Pletcher weighs in on Triple Crown spacing after Belmont win

Elmont, NY

If there is one thing Todd Pletcher’s four Belmont Stakes winners have in common, it was the time they had off after racing at Churchill Downs the first week of May.

Mo Donegal was the latest to be advantaged by the five-week gap between races, leading his female stablemate Nest to an exact finish in Saturday’s renewal of the Belmont Stakes.

It would seem, then, that Pletcher is just fine with the spacing of the Triple Crown races. At least two of them.

“Look, I think there’s arguments to be made both ways,” Pletcher told a media gaggle outside his Belmont Park barn on a rainy Sunday morning. “I appreciate the historical significance of having to win three races in five weeks to attain the Triple Crown.”

But he also knows his own history with horses who did not win the Kentucky Derby. Palace Malice finished 12th in 2013, Tapwrit sixth in 2017 and Mo Donegal fifth last month before they scored five weeks later in their 1 1/2-mile test. Rags to Riches, Pletcher’s first Belmont winner, was a filly who had won the Kentucky Oaks (G1) 36 days earlier.

His Derby winners – Super Saver in 2010 and Always Dreaming in 2017 – went to the Preakness and finished eighth coming off the short, two-week break.

Pletcher might be diplomatic with his talk about maintaining the Triple Crown structure. But his actions with non-winners of a previous classic show he is just fine adhering to a normal break between races.

“If you don’t win the Derby,” he said, “for us, this is our home track. The Belmont has become sort of our main focus. We’ve had some good fortune doing it that way, so I don’t mind it.”

Still needing a Preakness victory to complete a personal career Triple Crown, Pletcher said he did not necessarily buy into the belief that the achievement in a single year would be watered down by spreading the races across three or four more weeks.

“You can also make the argument that it might be tougher to do if everybody showed up and it was run over the course of a couple of months,” he said. “I’d be in favor of whatever is best for horse racing.”

Rivalries are good for the sport, and Pletcher knows he had a few participants on display Saturday.

Nest, who was trying to follow in the footsteps of Rags to Riches, might have given Mo Donegal a bigger challenge had she not lost three lengths to a bad start. Last month she finished second to Secret Oath in the Oaks, and Nest could meet her again as soon as the Coaching Club American Oaks (G1) next month at Saratoga.

“She’s a super filly,” Pletcher said of Secret Oath. “I think Nest showed yesterday that she is, too. She it could make for some exciting races at Saratoga. … We’ll target the Alabama (G1, Aug. 20) and decide if we want to run in the Coaching Club before that or not.”

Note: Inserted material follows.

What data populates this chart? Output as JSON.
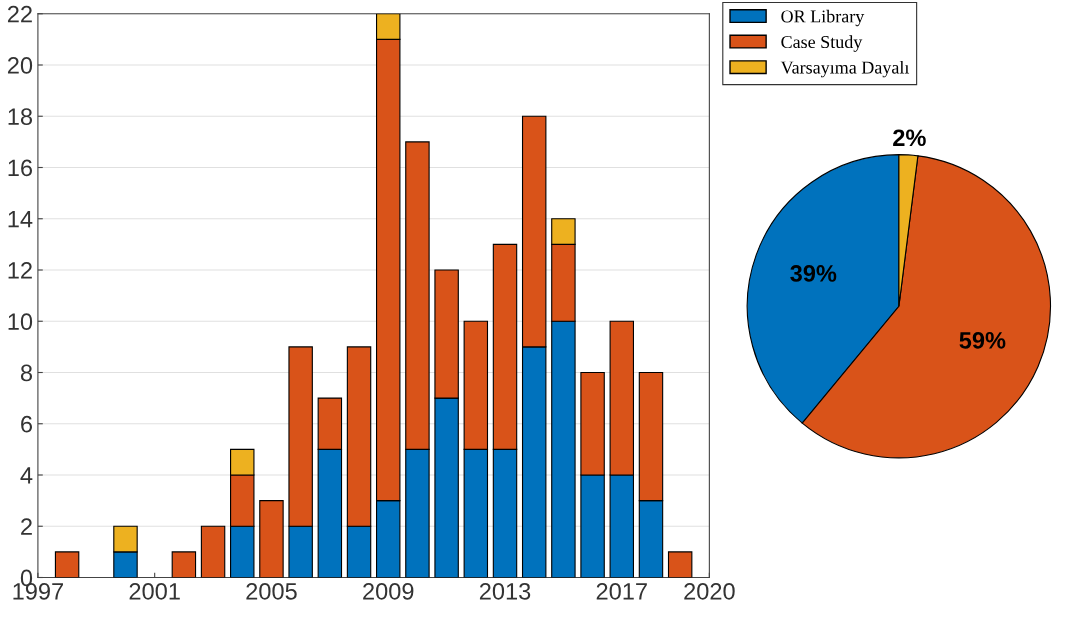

The 3-year-old fillies also include Echo Zulu, the 2021 juvenile champion who was an enigmatic, veterinarian scratch Saturday from the Acorn (G1), and Kathleen O., who has been on a break since her fifth-place finish in the Oaks.

“That’s what makes this such a deep, deep group,” Pletcher said. “But I think (Nest and Secret Oath) have stepped up and shown they’re the two best. It’ll be interesting when they match up again.”

Like Pletcher’s other horses who ran Saturday, Malathaat was pronounced to be fit after her second-place finish to Clairière in the Ogden Phipps (G1). It signaled a possible changing of the guard in the older female division after Letruska wilted to a torrid, early pace and finished fifth. Instead of Letruska and Malathaat, maybe it will become Malathaat and Clairière.

“They’ve run together quite a bit,” said Pletcher, who saw Malathaat defeated by Clairière for the first time in five meetings. “Two really, really good fillies.”

Then there are the 3-year-old evils. For the fourth year in a row, three different horses – Rich Strike, Early Voting and Mo Donegal – won the classics, so there is no obvious leader. Throw in undefeated Jack Christopher’s 10-length runaway Saturday in the Woody Stephens (G1), and the whole division is up for grabs.

“There’s no need to rank anybody yet,” Pletcher said. “What happens in the summer and fall always seems to carry a little more weight when it comes to divisional championships. I think with (Mo Donegal’s) win in the Wood (G2) and the Belmont, the fact that he beat the Preakness winner in the Wood puts him right at the top of the list.”

Mo Donegal will target the Travers (G1) on Aug. 27. Pletcher sounded like he might run the Uncle Mocolt in the Jim Dandy (G2) on July 30 at Saratoga.

“Both of our Travers winners (Flower Alley in 2005 and Stay Thirsty in 2011) went through the Jim Dandy,” Pletcher said. “If he has a prep between now and the Travers, that would probably make the most sense.”